I will be responding in more detail later but wanted to say we’re all okay, Lilly is playing her Nintendo DS right now (a good sign!). She’s so tired and not quite herself yet, very quiet. i think she’s scared a bit, not sure what’s goign on, but getting slowly better.

Sam and I were able to get a few hours sleep at the Ronald McDonald house which was a life saver. We’re meeting for another teaching time with the diabetes education team in about 30 min to learn some more.  I feel a lot better today with the whole situation, not totally sunk in yet but I know it’s going to be maneagable.

If you could just pray for Lilly that she’s able to accept the whole situation, I think she still thinks that when we go home that things will go back to normal, and I’m not sure how to break the news to her. Just pray that God’s peace and wisdom would be with us all in the situation and how to deal with Lilly.

I love you guys! We are hoping to come home tomorrow, or Sat morning.

Please Pray for Lilly

Hey everyone,

We’ve had an emergency with  Lilly, our 5 year old. She’s been sick the last day or so and today was not responding well so we took her to the ER. They’ve informed us that she is in severe diabetic shock, and we’re now in the process of going to a hospital about an hour away where they’re going to attempt to stabilize her and get her back to normal. That is going to take 1-2 days and then we will be having to go through education/etc on how they’ll teach us how to deal with this. The doctor informed us that she’s Type I diabetes, which we’ve never known, so now we’ll begin the process of how to deal with that?

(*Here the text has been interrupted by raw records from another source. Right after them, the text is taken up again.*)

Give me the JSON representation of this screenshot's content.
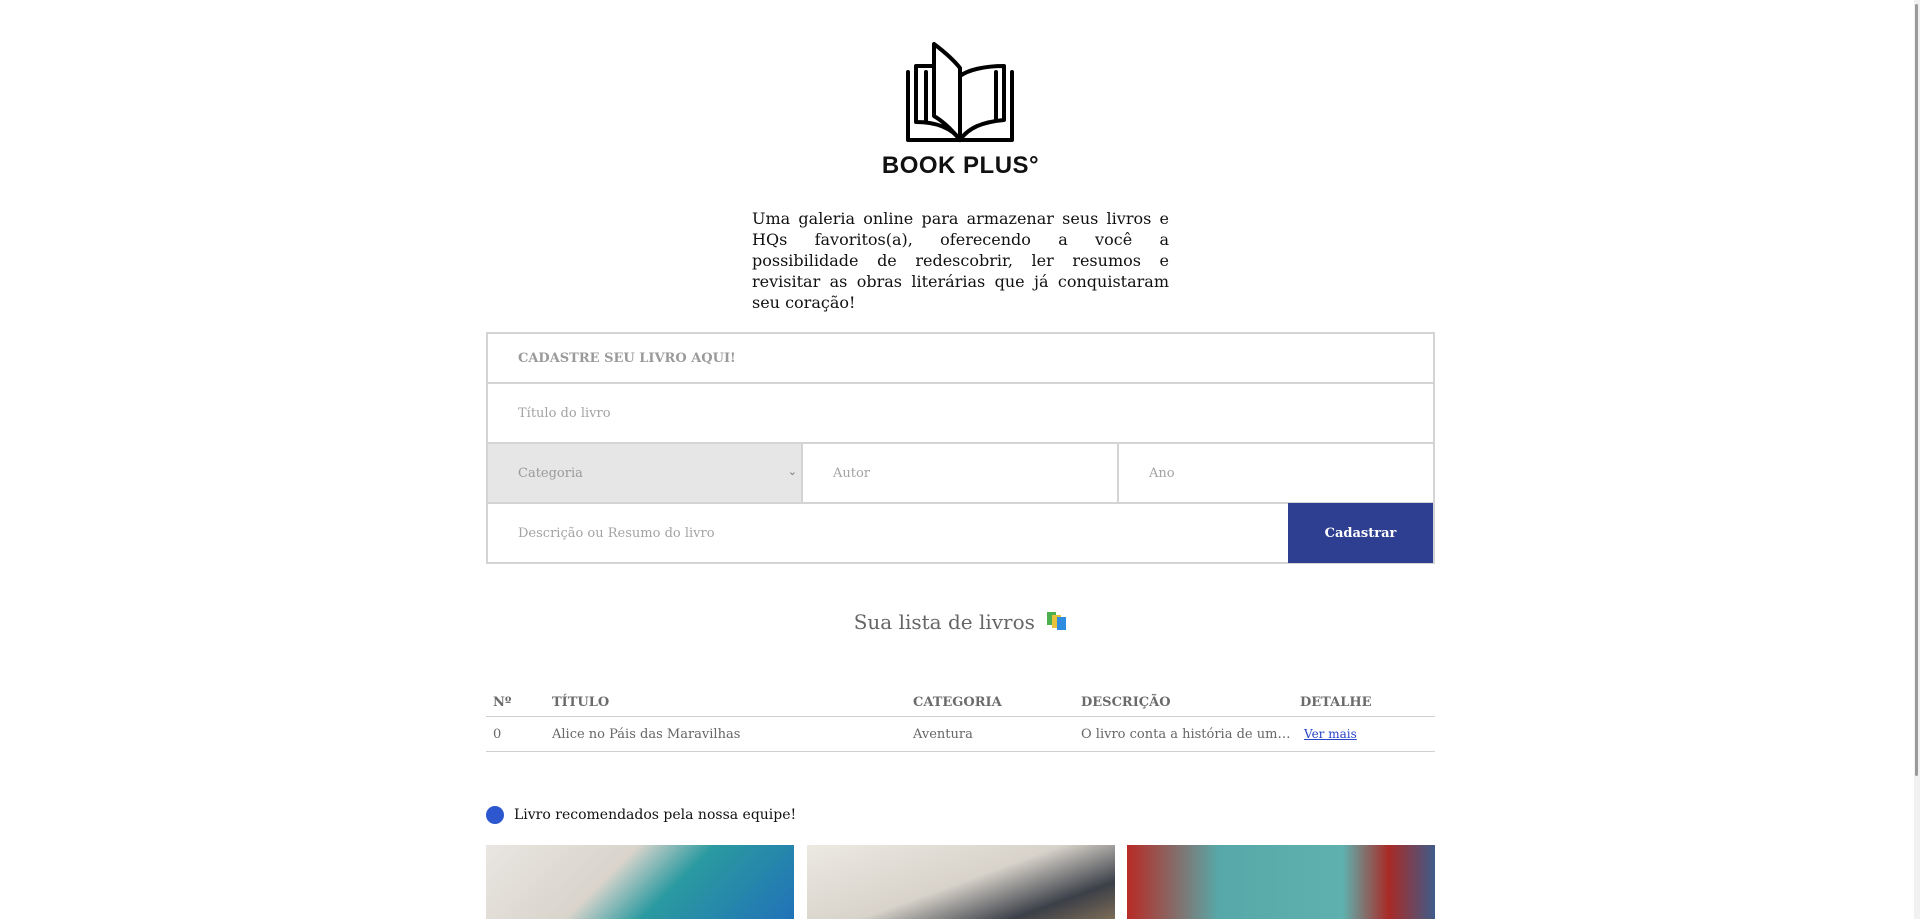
{
  "brand": {
    "name": "BOOK PLUS°",
    "logo_icon": "open-book-icon"
  },
  "intro": "Uma galeria online para armazenar seus livros e HQs favoritos(a), oferecendo a você a possibilidade de redescobrir, ler resumos e revisitar as obras literárias que já conquistaram seu coração!",
  "form": {
    "heading": "CADASTRE SEU LIVRO AQUI!",
    "title_placeholder": "Título do livro",
    "category_selected": "Categoria",
    "author_placeholder": "Autor",
    "year_placeholder": "Ano",
    "description_placeholder": "Descrição ou Resumo do livro",
    "submit_label": "Cadastrar"
  },
  "list": {
    "title": "Sua lista de livros",
    "icon": "books-icon",
    "columns": [
      "Nº",
      "TÍTULO",
      "CATEGORIA",
      "DESCRIÇÃO",
      "DETALHE"
    ],
    "rows": [
      {
        "number": "0",
        "title": "Alice no Páis das Maravilhas",
        "category": "Aventura",
        "description": "O livro conta a história de uma...",
        "detail_link": "Ver mais"
      }
    ]
  },
  "recommended": {
    "label": "Livro recomendados pela nossa equipe!",
    "colors": {
      "dot": "#2d57cf",
      "button": "#2e3f91",
      "link": "#2846c8"
    }
  }
}
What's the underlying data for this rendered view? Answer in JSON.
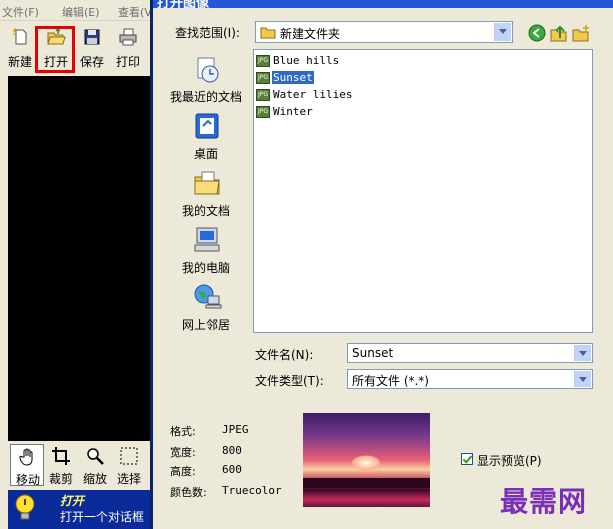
{
  "app": {
    "menu": [
      "文件(F)",
      "编辑(E)",
      "查看(V)"
    ],
    "toolbar": [
      {
        "label": "新建",
        "icon": "new-icon"
      },
      {
        "label": "打开",
        "icon": "open-folder-icon"
      },
      {
        "label": "保存",
        "icon": "save-icon"
      },
      {
        "label": "打印",
        "icon": "print-icon"
      }
    ],
    "highlight_color": "#e60000",
    "tools": [
      {
        "label": "移动",
        "icon": "hand-icon"
      },
      {
        "label": "裁剪",
        "icon": "crop-icon"
      },
      {
        "label": "缩放",
        "icon": "zoom-icon"
      },
      {
        "label": "选择",
        "icon": "select-icon"
      }
    ],
    "status": {
      "title": "打开",
      "desc": "打开一个对话框"
    }
  },
  "dialog": {
    "title": "打开图像",
    "lookin_label": "查找范围(I):",
    "lookin_value": "新建文件夹",
    "places": [
      {
        "label": "我最近的文档",
        "icon": "recent-documents-icon"
      },
      {
        "label": "桌面",
        "icon": "desktop-icon"
      },
      {
        "label": "我的文档",
        "icon": "my-documents-icon"
      },
      {
        "label": "我的电脑",
        "icon": "my-computer-icon"
      },
      {
        "label": "网上邻居",
        "icon": "network-places-icon"
      }
    ],
    "files": [
      {
        "name": "Blue hills",
        "selected": false
      },
      {
        "name": "Sunset",
        "selected": true
      },
      {
        "name": "Water lilies",
        "selected": false
      },
      {
        "name": "Winter",
        "selected": false
      }
    ],
    "filename_label": "文件名(N):",
    "filename_value": "Sunset",
    "filetype_label": "文件类型(T):",
    "filetype_value": "所有文件 (*.*)",
    "info": [
      {
        "key": "格式:",
        "value": "JPEG"
      },
      {
        "key": "宽度:",
        "value": "800"
      },
      {
        "key": "高度:",
        "value": "600"
      },
      {
        "key": "颜色数:",
        "value": "Truecolor"
      }
    ],
    "preview_checkbox_label": "显示预览(P)",
    "preview_checked": true
  },
  "watermark": "最需网"
}
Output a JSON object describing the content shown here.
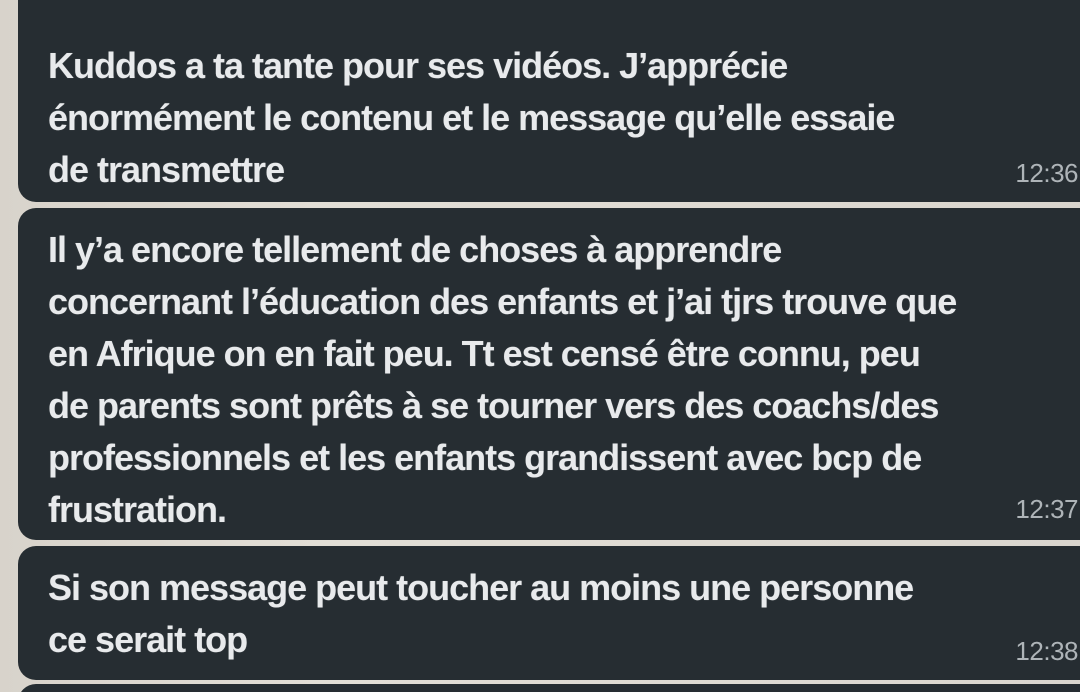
{
  "messages": [
    {
      "text": "Kuddos a ta tante pour ses vidéos. J’apprécie\nénormément le contenu  et le message qu’elle essaie\nde transmettre",
      "time": "12:36"
    },
    {
      "text": "Il y’a encore tellement de choses à apprendre\nconcernant l’éducation des enfants et j’ai tjrs trouve que\nen Afrique on en fait peu. Tt est censé être connu, peu\nde parents sont prêts à se tourner vers des coachs/des\nprofessionnels et les enfants grandissent avec bcp de\nfrustration.",
      "time": "12:37"
    },
    {
      "text": "Si son message peut toucher au moins une personne\nce serait top",
      "time": "12:38"
    }
  ],
  "colors": {
    "bubble": "#262d32",
    "text": "#e8eaec",
    "timestamp": "#aeb4b8",
    "background": "#dad6cf",
    "accent": "#c98ad8"
  }
}
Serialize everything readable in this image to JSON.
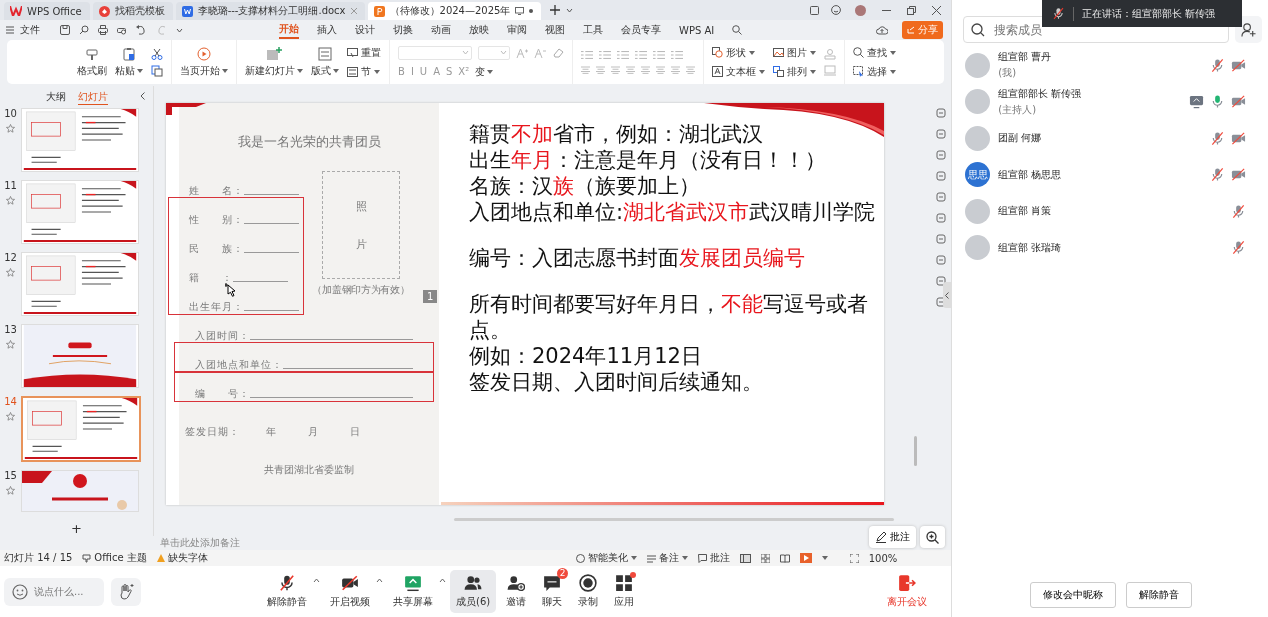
{
  "tabs": [
    {
      "label": "WPS Office",
      "kind": "home",
      "selected": false
    },
    {
      "label": "找稻壳模板",
      "kind": "template",
      "selected": false
    },
    {
      "label": "李晓璐---支撑材料分工明细.docx",
      "kind": "doc",
      "selected": false
    },
    {
      "label": "（待修改）2024—2025年",
      "kind": "ppt",
      "selected": true
    }
  ],
  "menu": {
    "file": "文件",
    "items": [
      {
        "label": "开始",
        "selected": true
      },
      {
        "label": "插入",
        "selected": false
      },
      {
        "label": "设计",
        "selected": false
      },
      {
        "label": "切换",
        "selected": false
      },
      {
        "label": "动画",
        "selected": false
      },
      {
        "label": "放映",
        "selected": false
      },
      {
        "label": "审阅",
        "selected": false
      },
      {
        "label": "视图",
        "selected": false
      },
      {
        "label": "工具",
        "selected": false
      },
      {
        "label": "会员专享",
        "selected": false
      },
      {
        "label": "WPS AI",
        "selected": false
      }
    ],
    "share": "分享"
  },
  "ribbon": {
    "format_painter": "格式刷",
    "paste": "粘贴",
    "play_from_current": "当页开始",
    "new_slide": "新建幻灯片",
    "layout": "版式",
    "reset": "重置",
    "section": "节",
    "format_buttons": [
      "B",
      "I",
      "U",
      "A",
      "S",
      "X²"
    ],
    "text_effect": "变",
    "shape": "形状",
    "picture": "图片",
    "text_box": "文本框",
    "arrange": "排列",
    "find": "查找",
    "select": "选择"
  },
  "outline": {
    "tabs": [
      {
        "label": "大纲",
        "selected": false
      },
      {
        "label": "幻灯片",
        "selected": true
      }
    ],
    "slides": [
      {
        "number": "10",
        "kind": "document",
        "selected": false
      },
      {
        "number": "11",
        "kind": "document",
        "selected": false
      },
      {
        "number": "12",
        "kind": "document",
        "selected": false
      },
      {
        "number": "13",
        "kind": "section",
        "selected": false
      },
      {
        "number": "14",
        "kind": "document",
        "selected": true
      },
      {
        "number": "15",
        "kind": "ending",
        "selected": false
      }
    ],
    "add": "+"
  },
  "slide": {
    "form": {
      "title": "我是一名光荣的共青团员",
      "upper_groups": [
        {
          "highlighted": false,
          "fields": [
            "姓　　名："
          ]
        },
        {
          "highlighted": true,
          "fields": [
            "性　　别：",
            "民　　族：",
            "籍　　：",
            "出生年月："
          ]
        }
      ],
      "photo": {
        "chars": [
          "照",
          "片"
        ],
        "note": "（加盖钢印方为有效）"
      },
      "lower_groups": [
        {
          "highlighted": false,
          "fields": [
            "入团时间："
          ]
        },
        {
          "highlighted": true,
          "fields": [
            "入团地点和单位："
          ]
        },
        {
          "highlighted": true,
          "fields": [
            "编　　号："
          ]
        }
      ],
      "issue_date": {
        "label": "签发日期：",
        "parts": [
          "年",
          "月",
          "日"
        ]
      },
      "footer": "共青团湖北省委监制"
    },
    "page_tag": "1",
    "paragraphs": [
      [
        [
          {
            "text": "籍贯",
            "highlight": false
          },
          {
            "text": "不加",
            "highlight": true
          },
          {
            "text": "省市，例如：湖北武汉",
            "highlight": false
          }
        ],
        [
          {
            "text": "出生",
            "highlight": false
          },
          {
            "text": "年月",
            "highlight": true
          },
          {
            "text": "：注意是年月（没有日！！）",
            "highlight": false
          }
        ],
        [
          {
            "text": "名族：汉",
            "highlight": false
          },
          {
            "text": "族",
            "highlight": true
          },
          {
            "text": "（族要加上）",
            "highlight": false
          }
        ],
        [
          {
            "text": "入团地点和单位:",
            "highlight": false
          },
          {
            "text": "湖北省武汉市",
            "highlight": true
          },
          {
            "text": "武汉晴川学院",
            "highlight": false
          }
        ]
      ],
      [
        [
          {
            "text": "编号：入团志愿书封面",
            "highlight": false
          },
          {
            "text": "发展团员编号",
            "highlight": true
          }
        ]
      ],
      [
        [
          {
            "text": "所有时间都要写好年月日，",
            "highlight": false
          },
          {
            "text": "不能",
            "highlight": true
          },
          {
            "text": "写逗号或者点。",
            "highlight": false
          }
        ],
        [
          {
            "text": "例如：2024年11月12日",
            "highlight": false
          }
        ],
        [
          {
            "text": "签发日期、入团时间后续通知。",
            "highlight": false
          }
        ]
      ]
    ]
  },
  "notes_placeholder": "单击此处添加备注",
  "annotate_button": "批注",
  "status": {
    "slide_count": "幻灯片 14 / 15",
    "theme": "Office 主题",
    "missing_fonts": "缺失字体",
    "beautify": "智能美化",
    "notes": "备注",
    "comments": "批注",
    "zoom": "100%"
  },
  "meeting_toolbar": {
    "chat_placeholder": "说点什么...",
    "buttons": [
      {
        "kind": "mic",
        "label": "解除静音",
        "caret": true,
        "selected": false
      },
      {
        "kind": "video",
        "label": "开启视频",
        "caret": true,
        "selected": false
      },
      {
        "kind": "share",
        "label": "共享屏幕",
        "caret": true,
        "selected": false
      },
      {
        "kind": "members",
        "label": "成员(6)",
        "caret": false,
        "selected": true
      },
      {
        "kind": "invite",
        "label": "邀请",
        "caret": false,
        "selected": false
      },
      {
        "kind": "chat",
        "label": "聊天",
        "caret": false,
        "selected": false,
        "badge": "2"
      },
      {
        "kind": "record",
        "label": "录制",
        "caret": false,
        "selected": false
      },
      {
        "kind": "apps",
        "label": "应用",
        "caret": false,
        "selected": false,
        "notify": true
      }
    ],
    "leave": "离开会议"
  },
  "members_panel": {
    "speaking": {
      "label": "正在讲话：",
      "speaker": "组宣部部长 靳传强"
    },
    "search_placeholder": "搜索成员",
    "members": [
      {
        "name": "组宣部 曹丹",
        "note": "(我)",
        "mic_on": false,
        "video_off": true,
        "sharing": false
      },
      {
        "name": "组宣部部长 靳传强",
        "note": "(主持人)",
        "mic_on": true,
        "video_off": true,
        "sharing": true
      },
      {
        "name": "团副 何娜",
        "mic_on": false,
        "video_off": true,
        "sharing": false
      },
      {
        "name": "组宣部 杨思思",
        "avatar_text": "思思",
        "mic_on": false,
        "video_off": true,
        "sharing": false
      },
      {
        "name": "组宣部 肖策",
        "mic_on": false,
        "video_off": false,
        "sharing": false
      },
      {
        "name": "组宣部 张瑞琦",
        "mic_on": false,
        "video_off": false,
        "sharing": false
      }
    ],
    "buttons": [
      "修改会中昵称",
      "解除静音"
    ]
  }
}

My husband’s brother is Type I diabetic, so we have some kind of idea how this works, but obviously this is a huge shock and I’m not sure how to deal with it at this point. If you could please pray that she is stabilized quickly and we can work this out I would appreciate it.

I’m scared to death right now and in shock, just trying to figure out what will have to be postponed/etc and worried about my girl. She was totally unresponsive, but now she’s upset and just keeps saying she wants to go home and trying to pull the cords off her arm.

Sam is in the ambulance with her on the way there, I’m gathering up stuff to take to the hospital and trying to tie up loose ends. Please please pray for her, I know prayer works, so as much as you can send up for her I’d appreciate it.

I will prbably be able to log in to the internet via the laptop as soon as we get her settled and will update asap. Thank you.